The effect of these walks, and the shoemaker’s conversation on little Simon Deg was such as never wore out of him through his whole life, and soon led him to astonish the shoemaker by his extraordinary conduct. He manifested the utmost uneasiness at their treading on the flowers in the grass; he would burst with tears if they persisted in it; and when asked why, he said they were so beautiful, and that they must enjoy the sunshine, and be very unhappy to die. The shoemaker was amazed, but indulged the lad’s fancy. One day he thought to give him a great treat, and when they were out in the meadows, he drew from under his coat, a bow and arrow, and shot the arrow high up in the air. He expected to see him in an ecstacy of delight; his own children clapped their hands in transport, but Simon stood silent, and as if awestruck. “Shall I send up another?” asked the shoemaker.
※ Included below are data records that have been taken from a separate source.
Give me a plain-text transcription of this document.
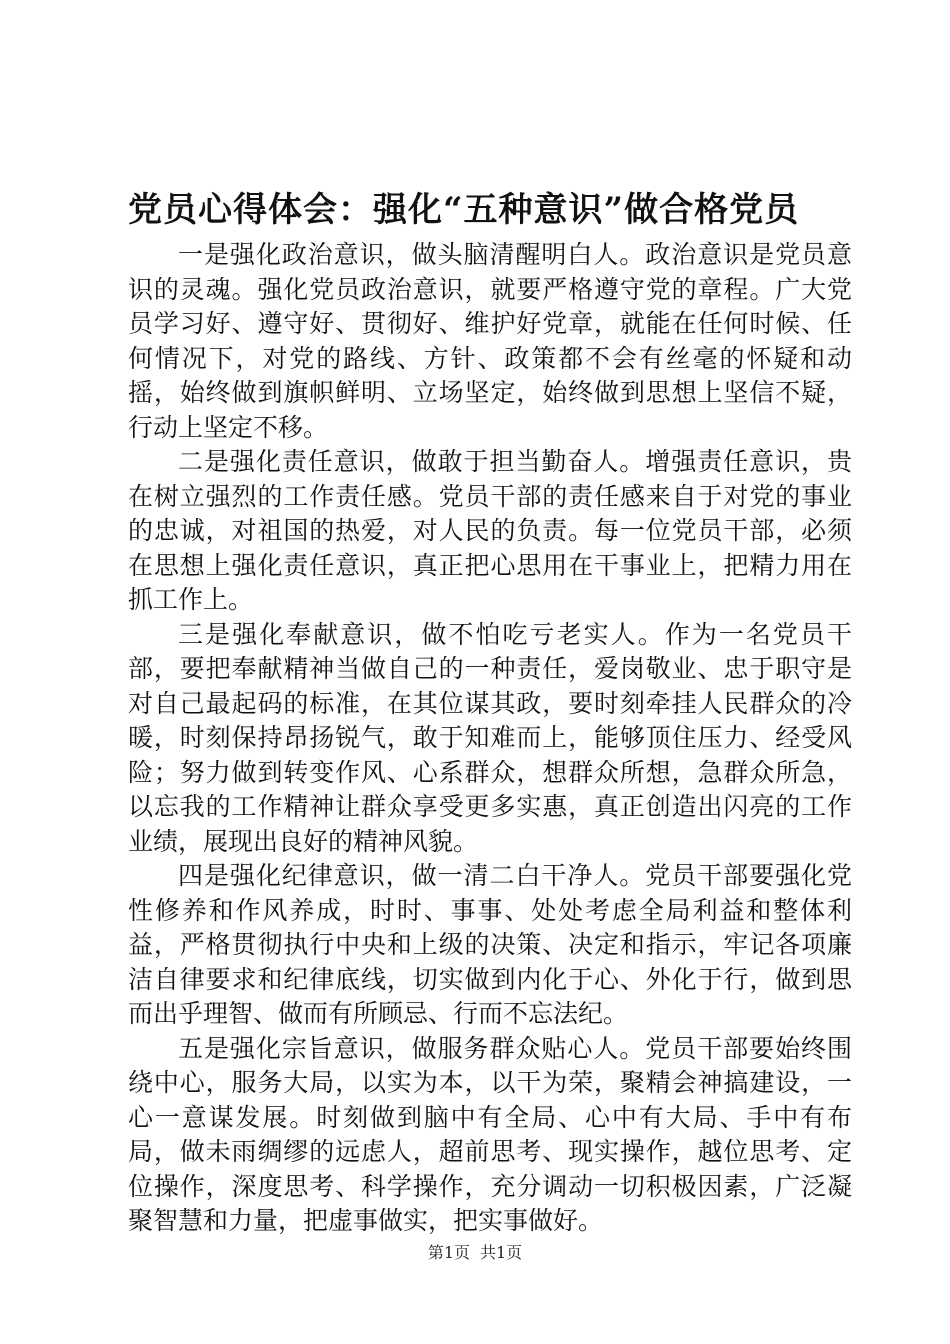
党员心得体会：强化“五种意识”做合格党员

一是强化政治意识，做头脑清醒明白人。政治意识是党员意识的灵魂。强化党员政治意识，就要严格遵守党的章程。广大党员学习好、遵守好、贯彻好、维护好党章，就能在任何时候、任何情况下，对党的路线、方针、政策都不会有丝毫的怀疑和动摇，始终做到旗帜鲜明、立场坚定，始终做到思想上坚信不疑，行动上坚定不移。

二是强化责任意识，做敢于担当勤奋人。增强责任意识，贵在树立强烈的工作责任感。党员干部的责任感来自于对党的事业的忠诚，对祖国的热爱，对人民的负责。每一位党员干部，必须在思想上强化责任意识，真正把心思用在干事业上，把精力用在抓工作上。

三是强化奉献意识，做不怕吃亏老实人。作为一名党员干部，要把奉献精神当做自己的一种责任，爱岗敬业、忠于职守是对自己最起码的标准，在其位谋其政，要时刻牵挂人民群众的冷暖，时刻保持昂扬锐气，敢于知难而上，能够顶住压力、经受风险；努力做到转变作风、心系群众，想群众所想，急群众所急，以忘我的工作精神让群众享受更多实惠，真正创造出闪亮的工作业绩，展现出良好的精神风貌。

四是强化纪律意识，做一清二白干净人。党员干部要强化党性修养和作风养成，时时、事事、处处考虑全局利益和整体利益，严格贯彻执行中央和上级的决策、决定和指示，牢记各项廉洁自律要求和纪律底线，切实做到内化于心、外化于行，做到思而出乎理智、做而有所顾忌、行而不忘法纪。

五是强化宗旨意识，做服务群众贴心人。党员干部要始终围绕中心，服务大局，以实为本，以干为荣，聚精会神搞建设，一心一意谋发展。时刻做到脑中有全局、心中有大局、手中有布局，做未雨绸缪的远虑人，超前思考、现实操作，越位思考、定位操作，深度思考、科学操作，充分调动一切积极因素，广泛凝聚智慧和力量，把虚事做实，把实事做好。

第1页 共1页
“No, no,” exclaimed the child, imploringly. “You say God lives up there, and he mayn’t like it.”

The shoemaker laughed, but presently he said, as if to himself, “There is too much imagination there. There will be a poet, if we don’t take care.”

The shoemaker offered to teach Simon to read, and to solidify his mind, as he termed it, by arithmetic, and then to teach him to work at his trade. His mother was very glad; and thought shoemaking would be a good trade for the boy; and that with Mr. Watson she should have him always near her. He was growing now a great lad, and was especially strong, and of a frank and daring habit. He was especially indignant at any act of oppression of the weak by the strong, and not seldom got into trouble by his championship of the injured in such cases amongst the boys of the neighborhood.